With the 93rd Oscars forced to adapt and change with the coronavirus pandemic still a major factor, the production team for the April 25 ceremony announced Wednesday reflects those conditions.

Producers Jesse Collins, Stacey Sher and Steven Soderbergh unveiled 14 key members of their team for the show, which will air live on ABC from both the Oscars’ usual home at the Dolby Theatre in Hollywood and downtown Los Angeles’ Union Station. Among the returning veterans are newcomers including The Roots drummer and filmmaker Questlove, who had previously performed on the telecast but is now musical director; Oscar-nominated screenwriter Richard LaGravenese, who also penned the Soderbergh-directed Liberace movie Behind the Candelabra, as a writer; and Dream Hampton, a writer and executive producer of Surviving R. Kelly, also as as writer.

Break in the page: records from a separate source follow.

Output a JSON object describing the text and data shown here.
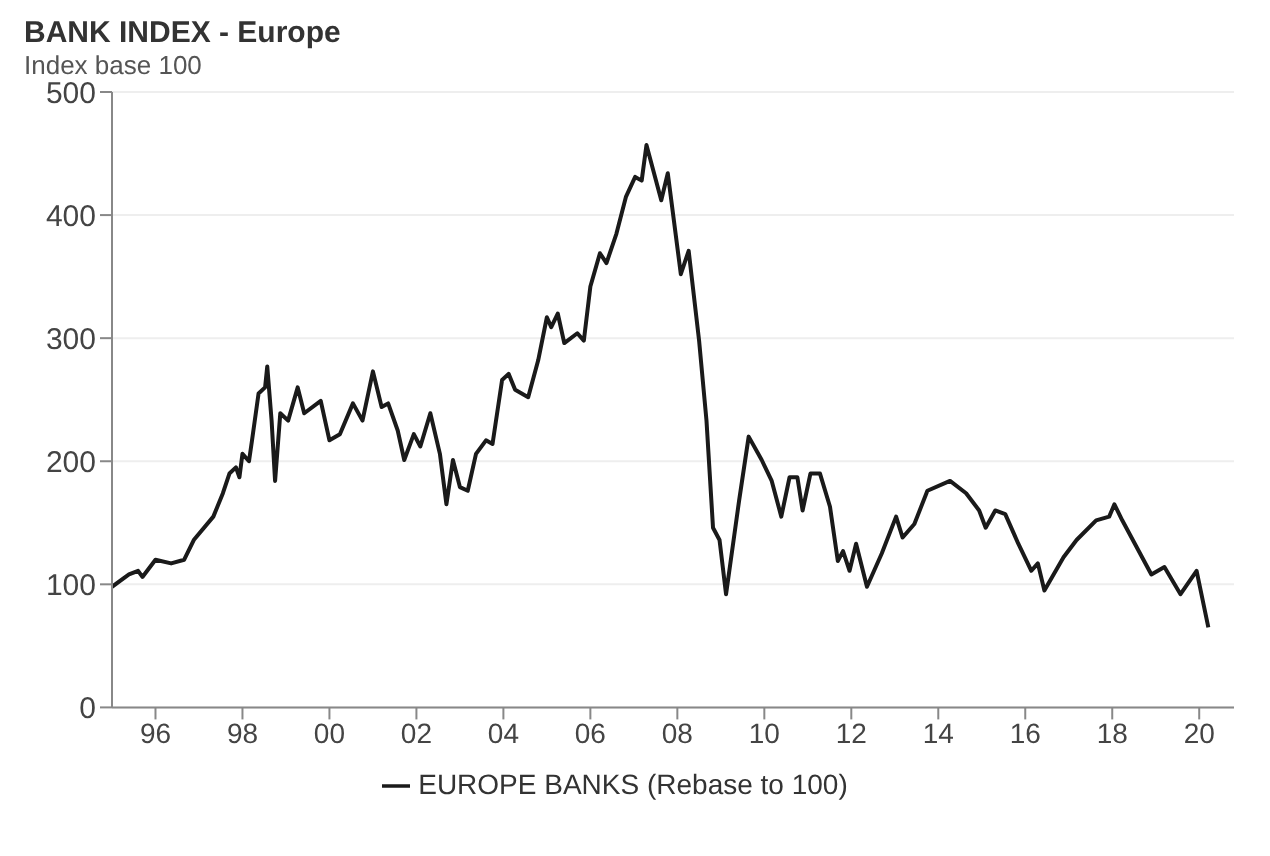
{
  "chart_data": {
    "type": "line",
    "title": "BANK INDEX - Europe",
    "subtitle": "Index base 100",
    "x": [
      1995.0,
      1995.39,
      1995.6,
      1995.7,
      1996.0,
      1996.36,
      1996.66,
      1996.88,
      1997.33,
      1997.55,
      1997.7,
      1997.85,
      1997.93,
      1998.0,
      1998.15,
      1998.22,
      1998.37,
      1998.52,
      1998.57,
      1998.67,
      1998.75,
      1998.87,
      1999.05,
      1999.27,
      1999.42,
      1999.8,
      2000.0,
      2000.24,
      2000.54,
      2000.76,
      2001.0,
      2001.2,
      2001.35,
      2001.57,
      2001.72,
      2001.94,
      2002.09,
      2002.32,
      2002.54,
      2002.69,
      2002.84,
      2003.0,
      2003.18,
      2003.37,
      2003.6,
      2003.75,
      2003.97,
      2004.12,
      2004.27,
      2004.57,
      2004.8,
      2005.0,
      2005.1,
      2005.25,
      2005.4,
      2005.7,
      2005.85,
      2006.0,
      2006.22,
      2006.37,
      2006.6,
      2006.82,
      2007.03,
      2007.18,
      2007.29,
      2007.63,
      2007.78,
      2008.08,
      2008.26,
      2008.5,
      2008.67,
      2008.82,
      2008.97,
      2009.12,
      2009.42,
      2009.64,
      2009.94,
      2010.17,
      2010.39,
      2010.58,
      2010.76,
      2010.88,
      2011.06,
      2011.28,
      2011.51,
      2011.69,
      2011.81,
      2011.96,
      2012.11,
      2012.36,
      2012.7,
      2013.03,
      2013.18,
      2013.45,
      2013.75,
      2014.27,
      2014.64,
      2014.94,
      2015.09,
      2015.31,
      2015.54,
      2015.84,
      2016.14,
      2016.29,
      2016.44,
      2016.88,
      2017.18,
      2017.63,
      2017.93,
      2018.05,
      2018.23,
      2018.52,
      2018.9,
      2019.2,
      2019.57,
      2019.94,
      2020.21
    ],
    "series": [
      {
        "name": "EUROPE BANKS (Rebase to 100)",
        "color": "#1a1a1a",
        "values": [
          98,
          108,
          111,
          106,
          120,
          117,
          120,
          136,
          155,
          174,
          190,
          195,
          187,
          206,
          200,
          217,
          255,
          260,
          277,
          233,
          184,
          239,
          233,
          260,
          239,
          249,
          217,
          222,
          247,
          233,
          273,
          244,
          247,
          225,
          201,
          222,
          212,
          239,
          206,
          165,
          201,
          179,
          176,
          206,
          217,
          214,
          266,
          271,
          258,
          252,
          282,
          317,
          309,
          320,
          296,
          304,
          298,
          342,
          369,
          361,
          385,
          415,
          431,
          428,
          457,
          412,
          434,
          352,
          371,
          298,
          233,
          146,
          136,
          92,
          168,
          220,
          201,
          184,
          155,
          187,
          187,
          160,
          190,
          190,
          163,
          119,
          127,
          111,
          133,
          98,
          125,
          155,
          138,
          149,
          176,
          184,
          174,
          160,
          146,
          160,
          157,
          133,
          111,
          117,
          95,
          122,
          136,
          152,
          155,
          165,
          152,
          133,
          108,
          114,
          92,
          111,
          65
        ]
      }
    ],
    "xlim": [
      1995,
      2020.8
    ],
    "xticks": [
      {
        "value": 1996,
        "label": "96"
      },
      {
        "value": 1998,
        "label": "98"
      },
      {
        "value": 2000,
        "label": "00"
      },
      {
        "value": 2002,
        "label": "02"
      },
      {
        "value": 2004,
        "label": "04"
      },
      {
        "value": 2006,
        "label": "06"
      },
      {
        "value": 2008,
        "label": "08"
      },
      {
        "value": 2010,
        "label": "10"
      },
      {
        "value": 2012,
        "label": "12"
      },
      {
        "value": 2014,
        "label": "14"
      },
      {
        "value": 2016,
        "label": "16"
      },
      {
        "value": 2018,
        "label": "18"
      },
      {
        "value": 2020,
        "label": "20"
      }
    ],
    "ylim": [
      0,
      500
    ],
    "yticks": [
      0,
      100,
      200,
      300,
      400,
      500
    ],
    "grid": "y",
    "legend": "bottom",
    "marker": "none",
    "line_style": "solid"
  }
}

All three are first-timers in the Oscar world. Other newcomers include Jesse Collins Entertainment veterans Jeannae Rouzan-Clay (BET Awards, Super Bowl LV Halftime Show Starring The Weeknd) and Dionne Harmon (A Grammy Salute to the Sounds of Change, Super Bowl LV Halftime Show Starring The Weeknd) as co-producers. They will be joined by veterans of the annual broadcast including supervising producer Rob Paine, who has been part of the Oscars team for 20 years; co-producer Raj Kapoor, back for a fifth consecutive year overseeing screen content and performances; and Taryn Hurd who returns for the eighth consecutive year as talent producer.

Head writer writer Jon Macks, the longtime Tonight Show With Jay Leno scribe who returns for his 24th Oscars telecast after recent gigs writing for the 2020 Democratic National Convention and the Celebrating America inauguration special, will lead a team that includes Amberia Allen (second Oscars), Rodney Barnes (Wu-Tang: An American Saga) and Mitchell Marchand (MTV Music Video Awards) along with LaGravenese and Hampton.

Other veterans returning include production designer David Rockwell, who served in that role for the 81st and 82nd Oscars and is a Tony winner with more than 60 theatrical productions including She Loves Me, Kinky Boots and Harispray (he also designs Nobu hotels and restaurants); and lighting designer Robert Dickinson, who returns for his 32nd Oscars show with 18 Primetime Emmy Awards to his credit — including three for Oscars telecasts.

As Deadline scooped this week, there is no single host planned for this year’s ceremony, with producers now out with offers to talent they hope will come in to present the categories on a rotating basis.

Glenn Weiss returns to direct the Oscars for a sixth straight year but little else is known about the makeup of the ceremony. Organizer the Academy of Motion Picture Arts and Sciences has told nominees there will be a ban on Zooms, so popular with other Covid-era shows including Golden Globes, Critics Choice and the upcoming truncated SAG Awards.

“Our plan is that this year’s Oscars will look like a movie, not a television show, and Glenn has embraced this approach and come up with ideas of his own on how to achieve this,” Collins, Sher and Soderbergh said when Weiss came aboard last week.